Now, we look at the blue line.

Seidenberg, arguably the B’s second-best defenseman behind Zdeno Chara, will be a huge loss long term. Holes can be filled and voids can be plugged through the regular season by mixing and matching. The real issue will come during the postseason. He provides a veteran presence, as well as the skill necessary to be successful in all three zones.

Is Hamilton ready to assume the number two defenseman role? Although he may be that guy in the future, the kid still has a little longer to go. Regardless, he will still make an impact when he returns. Barring health, Chara and Hamilton join McQuaid, Johnny Boychuk, and Torey Krug as the defensive core we will see for the rest of the season.

So now the question that arises is as follows: Will the Bruins seek outside help via trade or will they handle this matter internally?

The Bruins recalled Kevan Miller for the second time this season on Sunday afternoon. This is significant because if he plays in one more NHL game this year, he would have to pass through waivers in order to be sent back down. Rumor has it that the organization feels like that he has played well enough in his first nine games with the big club that he would indeed get claimed.

Miller would be a solid option, much more solid than offensive defensemen like David Warsofsky and Zach Trotman (with all due respect). Matt Bartkowski should also have a chance to earn that final spot. He has played in 24 games so far this season and has posted seven assists.

Above all else, those players would provide great depth. Unfortunately, they could also provide great trade bait.

Of course, there is also the chance that the Bruins could seek help outside of the organization. If that is the case, there are some interesting options out there for a potential number two d-man.

Kimmo Timonen (PHI) and Marek Zidlicky (NJ) are both in similar situations. They both are in the last year of their contracts and their respective teams are just riding with the pack in the Eastern Conference. The Flyers and the Devils could be sellers from now until the trade deadline.
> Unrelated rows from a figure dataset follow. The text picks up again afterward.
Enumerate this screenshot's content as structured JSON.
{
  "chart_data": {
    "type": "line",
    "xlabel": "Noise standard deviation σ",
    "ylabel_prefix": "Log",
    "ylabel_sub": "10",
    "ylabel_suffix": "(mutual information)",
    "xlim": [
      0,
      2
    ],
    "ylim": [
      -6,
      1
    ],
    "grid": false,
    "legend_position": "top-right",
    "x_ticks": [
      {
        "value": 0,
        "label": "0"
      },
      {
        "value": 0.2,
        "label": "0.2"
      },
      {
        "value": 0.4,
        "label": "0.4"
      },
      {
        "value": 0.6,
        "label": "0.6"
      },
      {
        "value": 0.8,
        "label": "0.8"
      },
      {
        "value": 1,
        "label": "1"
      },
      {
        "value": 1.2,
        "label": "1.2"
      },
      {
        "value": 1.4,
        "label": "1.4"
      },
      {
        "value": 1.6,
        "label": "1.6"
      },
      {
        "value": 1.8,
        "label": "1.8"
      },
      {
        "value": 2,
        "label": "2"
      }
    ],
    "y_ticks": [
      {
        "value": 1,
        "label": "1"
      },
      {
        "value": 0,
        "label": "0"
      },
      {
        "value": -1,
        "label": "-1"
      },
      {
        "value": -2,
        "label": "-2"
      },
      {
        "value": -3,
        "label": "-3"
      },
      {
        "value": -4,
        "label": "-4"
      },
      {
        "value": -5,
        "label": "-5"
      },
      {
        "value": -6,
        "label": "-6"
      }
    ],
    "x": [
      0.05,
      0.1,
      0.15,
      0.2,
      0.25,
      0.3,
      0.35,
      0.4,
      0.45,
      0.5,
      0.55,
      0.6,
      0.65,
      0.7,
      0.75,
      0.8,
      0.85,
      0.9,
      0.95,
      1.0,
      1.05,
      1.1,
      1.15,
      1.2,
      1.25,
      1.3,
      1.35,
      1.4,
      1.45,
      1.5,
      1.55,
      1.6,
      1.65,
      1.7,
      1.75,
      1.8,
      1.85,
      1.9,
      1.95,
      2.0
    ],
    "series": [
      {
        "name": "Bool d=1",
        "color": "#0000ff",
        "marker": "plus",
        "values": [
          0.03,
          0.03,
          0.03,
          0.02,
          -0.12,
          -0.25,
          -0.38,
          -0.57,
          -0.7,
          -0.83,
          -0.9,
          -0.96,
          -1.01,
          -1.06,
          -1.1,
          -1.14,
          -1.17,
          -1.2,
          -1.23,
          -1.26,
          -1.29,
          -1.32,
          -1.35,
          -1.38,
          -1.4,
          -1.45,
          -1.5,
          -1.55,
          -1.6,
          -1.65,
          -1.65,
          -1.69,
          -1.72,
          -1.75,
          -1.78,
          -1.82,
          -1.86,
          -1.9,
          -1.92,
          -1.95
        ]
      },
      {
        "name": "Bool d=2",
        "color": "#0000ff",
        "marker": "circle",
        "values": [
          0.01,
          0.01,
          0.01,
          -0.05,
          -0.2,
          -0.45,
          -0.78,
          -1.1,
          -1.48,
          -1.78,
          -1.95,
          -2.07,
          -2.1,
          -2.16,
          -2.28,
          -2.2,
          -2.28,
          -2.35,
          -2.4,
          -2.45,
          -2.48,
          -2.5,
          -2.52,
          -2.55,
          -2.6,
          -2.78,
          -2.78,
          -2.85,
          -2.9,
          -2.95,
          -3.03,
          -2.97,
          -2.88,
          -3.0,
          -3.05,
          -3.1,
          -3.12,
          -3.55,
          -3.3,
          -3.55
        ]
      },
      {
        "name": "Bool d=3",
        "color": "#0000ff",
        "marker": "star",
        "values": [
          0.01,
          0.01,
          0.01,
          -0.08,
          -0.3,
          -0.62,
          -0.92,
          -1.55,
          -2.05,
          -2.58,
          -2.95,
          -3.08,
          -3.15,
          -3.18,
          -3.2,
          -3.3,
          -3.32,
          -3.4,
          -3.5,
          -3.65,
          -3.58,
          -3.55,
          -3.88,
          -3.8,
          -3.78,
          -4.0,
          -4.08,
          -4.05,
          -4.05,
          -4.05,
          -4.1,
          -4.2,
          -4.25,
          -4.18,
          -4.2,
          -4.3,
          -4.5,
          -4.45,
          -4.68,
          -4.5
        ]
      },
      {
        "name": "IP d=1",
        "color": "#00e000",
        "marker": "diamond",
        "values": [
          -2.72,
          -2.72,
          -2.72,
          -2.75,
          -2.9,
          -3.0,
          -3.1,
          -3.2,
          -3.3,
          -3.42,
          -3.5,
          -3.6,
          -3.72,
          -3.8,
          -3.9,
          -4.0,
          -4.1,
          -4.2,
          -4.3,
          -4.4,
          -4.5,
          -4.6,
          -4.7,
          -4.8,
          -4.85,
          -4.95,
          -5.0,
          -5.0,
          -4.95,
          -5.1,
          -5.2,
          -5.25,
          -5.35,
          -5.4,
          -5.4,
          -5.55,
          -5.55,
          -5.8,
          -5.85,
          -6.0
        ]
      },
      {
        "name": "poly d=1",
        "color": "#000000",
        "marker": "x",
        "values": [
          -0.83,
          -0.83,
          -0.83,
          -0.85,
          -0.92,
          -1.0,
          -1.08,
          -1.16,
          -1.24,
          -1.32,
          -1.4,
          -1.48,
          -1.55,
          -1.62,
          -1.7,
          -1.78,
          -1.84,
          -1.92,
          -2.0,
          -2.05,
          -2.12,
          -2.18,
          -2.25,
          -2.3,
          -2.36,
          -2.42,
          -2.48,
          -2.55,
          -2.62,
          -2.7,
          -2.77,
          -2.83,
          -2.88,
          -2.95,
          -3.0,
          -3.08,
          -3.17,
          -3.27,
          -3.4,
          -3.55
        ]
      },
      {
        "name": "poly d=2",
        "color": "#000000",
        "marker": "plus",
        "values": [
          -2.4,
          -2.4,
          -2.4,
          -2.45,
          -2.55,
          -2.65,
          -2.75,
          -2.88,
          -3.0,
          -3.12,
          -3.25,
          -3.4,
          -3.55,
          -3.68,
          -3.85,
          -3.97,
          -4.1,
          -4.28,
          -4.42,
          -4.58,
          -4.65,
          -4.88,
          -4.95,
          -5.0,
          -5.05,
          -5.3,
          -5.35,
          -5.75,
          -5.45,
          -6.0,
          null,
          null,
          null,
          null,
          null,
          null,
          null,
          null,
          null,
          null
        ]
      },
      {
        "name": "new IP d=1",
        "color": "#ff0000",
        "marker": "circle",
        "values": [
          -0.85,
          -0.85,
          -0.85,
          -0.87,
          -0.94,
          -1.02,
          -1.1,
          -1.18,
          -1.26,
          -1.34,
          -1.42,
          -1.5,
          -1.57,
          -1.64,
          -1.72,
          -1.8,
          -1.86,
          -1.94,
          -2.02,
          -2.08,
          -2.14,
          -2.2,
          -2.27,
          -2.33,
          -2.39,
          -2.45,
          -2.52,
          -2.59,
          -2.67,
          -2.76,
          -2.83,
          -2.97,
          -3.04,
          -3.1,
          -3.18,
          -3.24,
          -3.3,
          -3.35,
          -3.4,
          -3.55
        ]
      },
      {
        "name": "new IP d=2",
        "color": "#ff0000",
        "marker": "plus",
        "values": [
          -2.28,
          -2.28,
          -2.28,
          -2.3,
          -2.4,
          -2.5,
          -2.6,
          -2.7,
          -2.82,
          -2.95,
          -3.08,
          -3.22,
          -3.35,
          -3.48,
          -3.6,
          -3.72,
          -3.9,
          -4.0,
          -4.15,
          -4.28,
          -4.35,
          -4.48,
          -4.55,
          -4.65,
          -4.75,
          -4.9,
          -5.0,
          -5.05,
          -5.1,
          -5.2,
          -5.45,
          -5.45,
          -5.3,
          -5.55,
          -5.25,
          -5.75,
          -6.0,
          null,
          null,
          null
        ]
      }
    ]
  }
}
Also, Mark Stuart (WPG) would be welcomed back to Boston with open arms if the Jets were willing to part ways with the veteran blue liner. Ryan Whitney (FLA) may also be another suitable option.

It may take a combination of draft picks and prospects to acquire any one of the above-mentioned players. We will see when the time comes.

As for right now, the Bruins are approaching the halfway point of the season and they have the internal depth on defense for the short term.